Et l’homme eut un sourire oblique, comme pour s’excuser.

— Et votre frère ?…

— Ce n’est pas la même chose… Jean était sérieux… A l’école, il a obtenu une bourse et il a pu entrer au collège… Quand j’ai quitté la Belgique pour le Congo, il n’avait que treize ans et depuis je ne l’ai pas revu…

» J’ai eu quelquefois des nouvelles, car il m’arrive de rencontrer des Liégeois… Le collège fini, des gens se sont occupés de lui pour lui permettre de suivre les cours de l’Université…

» Il y a dix ans de cela… Par la suite, tous les compatriotes que j’ai vus m’ont dit qu’ils ne savaient rien de lui, qu’il avait dû gagner l’étranger, car on n’en entendait plus parler…

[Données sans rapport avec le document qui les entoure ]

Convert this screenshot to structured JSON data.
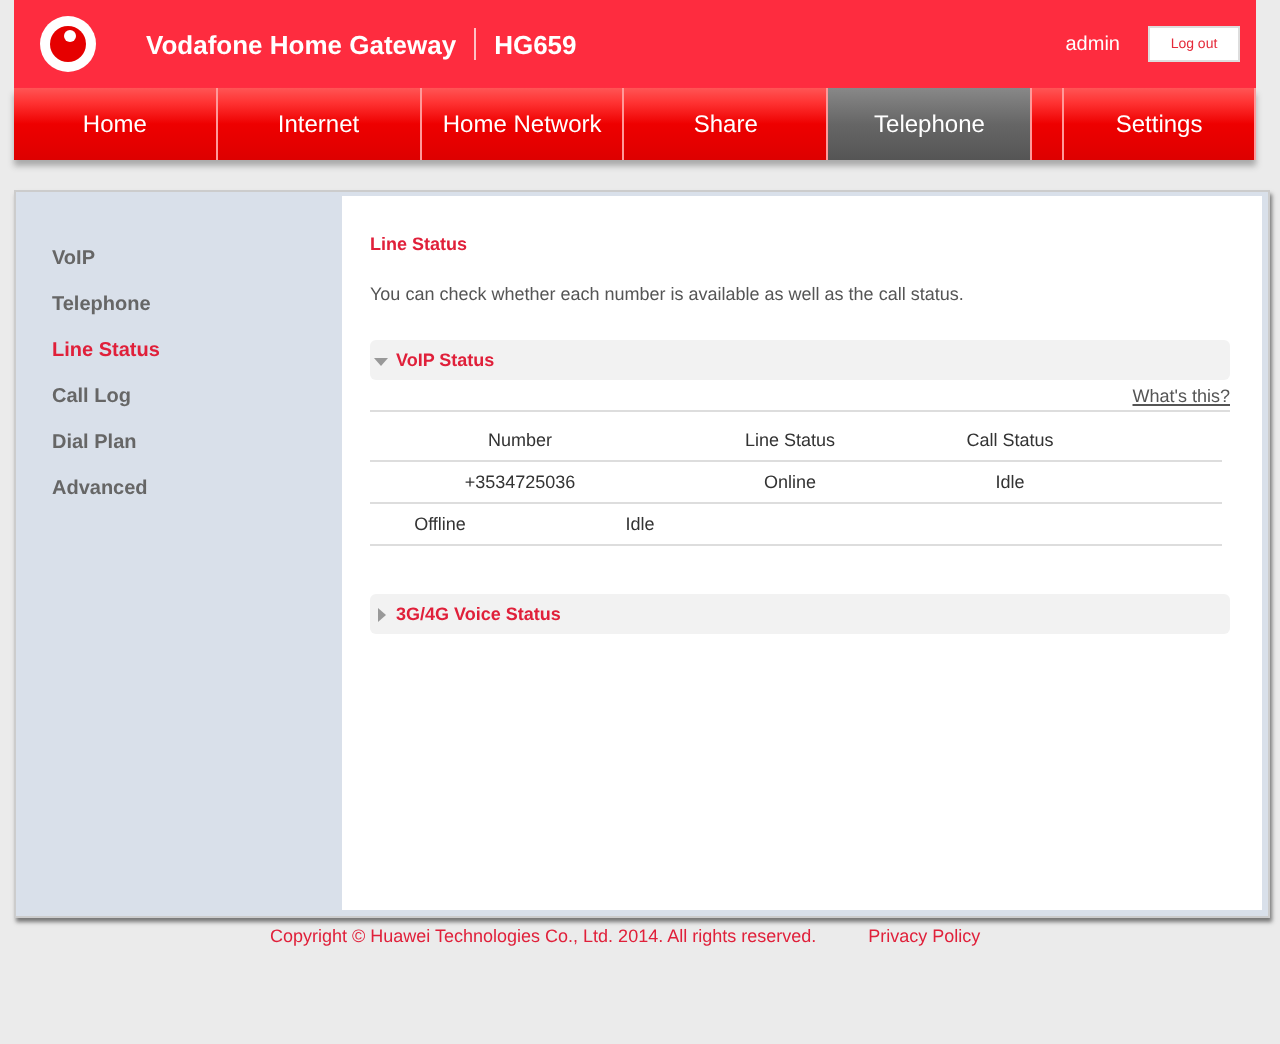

» Cela m’a porté un coup de voir la photographie, et surtout de penser qu’il était mort à Brême, sous un faux nom…

» Vous ne pouvez pas comprendre… Moi, je suis mal parti… J’ai raté… J’ai fait des bêtises…

» Mais, quand je me souviens de Jean, à treize ans… Il me ressemblait, avec quelque chose de plus calme, de plus sérieux… Il lisait déjà des vers… Il passait des nuits à étudier, tout seul, en s’éclairant de bouts de bougie qu’un sacristain lui donnait…

» J’étais sûr qu’il deviendrait quelque chose… Tenez ! tout gamin, il n’aurait pas couru les rues pour tout l’or du monde… Au point que les mauvais garçons du quartier se moquaient de lui !…

» Moi, j’avais toujours besoin d’argent et je n’hésitais pas à en réclamer à ma mère, qui se privait pour m’en donner… Elle nous adorait… A seize ans, on ne comprend pas… Mais je me souviens maintenant d’un jour que j’ai été odieux, parce que j’avais promis à une gamine de la conduire au cinéma…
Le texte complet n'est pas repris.